Jeff McIntyre, president of West Virginia American Water, said that officials had set up four labs to test the amount of chemical in the water, but that it might take days to provide enough samples to determine whether the water was safe.
At a news conference here Saturday, officials said that the Federal Emergency Management Agency had already brought roughly 370,000 gallons of drinkable water to Charleston, the state capital, and nine surrounding counties that have been affected. Residents have been instructed to not drink tap water, shower, or use the water for anything other than flushing the toilet.
On Saturday, local officials were distributing clean water at fire stations, a high school and a pizzeria.
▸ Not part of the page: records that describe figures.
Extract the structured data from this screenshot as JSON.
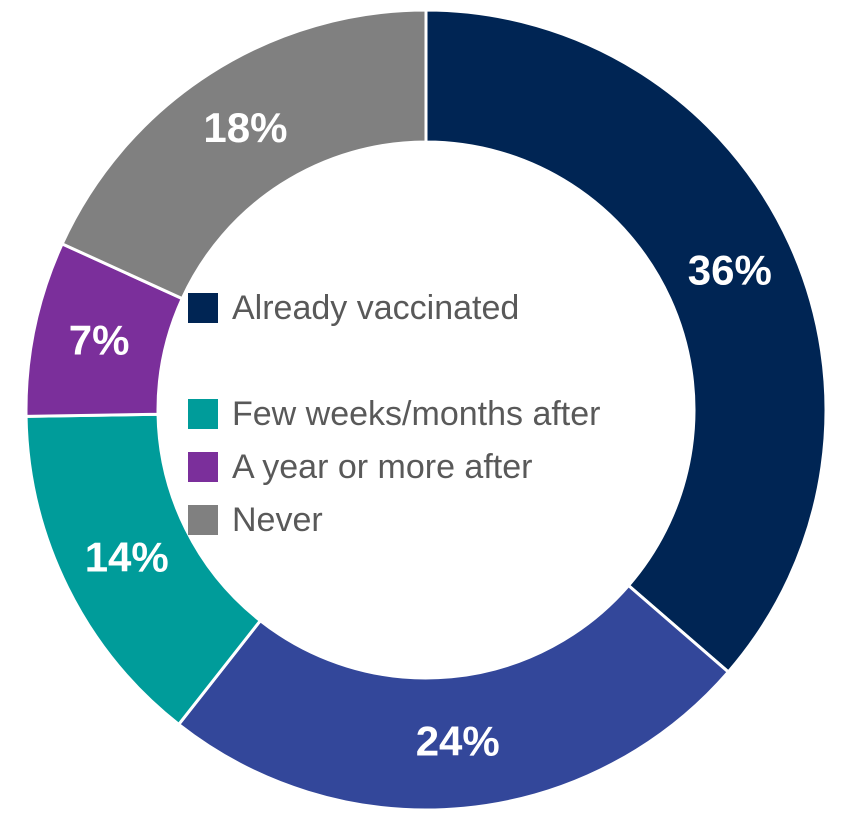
{
  "chart_data": {
    "type": "donut",
    "categories": [
      "Already vaccinated",
      null,
      "Few weeks/months after",
      "A year or more after",
      "Never"
    ],
    "values": [
      36,
      24,
      14,
      7,
      18
    ],
    "value_labels": [
      "36%",
      "24%",
      "14%",
      "7%",
      "18%"
    ],
    "colors": [
      "#002554",
      "#33479a",
      "#009c9a",
      "#7b2f9b",
      "#808080"
    ],
    "legend": "center"
  }
}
FEMA planned to bring about 211,000 more gallons of water to the region Saturday, and an additional 211,000 today.
At least 122 people have gone to local hospitals reporting nausea and vomiting, state officials said Saturday. Five people were admitted at two hospitals.
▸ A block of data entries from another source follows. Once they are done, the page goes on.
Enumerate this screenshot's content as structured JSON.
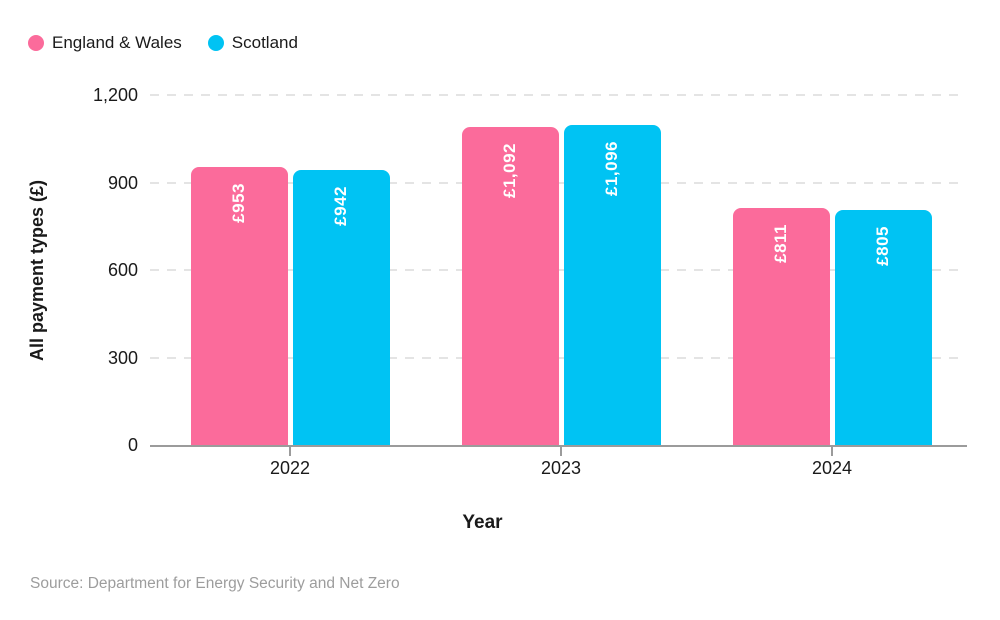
{
  "chart_data": {
    "type": "bar",
    "grouped": true,
    "categories": [
      "2022",
      "2023",
      "2024"
    ],
    "series": [
      {
        "name": "England & Wales",
        "color": "#FB6B9B",
        "values": [
          953,
          1092,
          811
        ],
        "bar_labels": [
          "£953",
          "£1,092",
          "£811"
        ]
      },
      {
        "name": "Scotland",
        "color": "#00C3F3",
        "values": [
          942,
          1096,
          805
        ],
        "bar_labels": [
          "£942",
          "£1,096",
          "£805"
        ]
      }
    ],
    "xlabel": "Year",
    "ylabel": "All payment types (£)",
    "ylim": [
      0,
      1200
    ],
    "yticks": [
      {
        "value": 0,
        "label": "0"
      },
      {
        "value": 300,
        "label": "300"
      },
      {
        "value": 600,
        "label": "600"
      },
      {
        "value": 900,
        "label": "900"
      },
      {
        "value": 1200,
        "label": "1,200"
      }
    ],
    "grid": "horizontal-dashed",
    "legend_position": "top-left",
    "bar_label_color": "#ffffff"
  },
  "footer": {
    "source": "Source: Department for Energy Security and Net Zero"
  },
  "colors": {
    "axis": "#9b9b9b",
    "gridline": "#e4e4e4",
    "text": "#1a1a1a",
    "source_text": "#9d9d9d",
    "background": "#ffffff"
  }
}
Four people who were hospitalized at Charleston Area Medical Center on Thursday have been released, said Dale Witte, a spokesman for the center.
About 7,500 gallons of chemical was spilled into the river, about 2,500 more than previous estimated, said Mike Dorsey, chief of homeland security and emergency response for the West Virginia Department of Environmental Protection.
State officials said the industrial chemical 4-methylcyclohexane methanol, or MCHM, used in coal processing, seeped from a ruptured storage tank Thursday into the Elk River. Exposure to the chemical, which smells like licorice, can cause headaches, eye and skin irritation and difficulty breathing, according to the American Conference of Governmental Industrial Hygienists.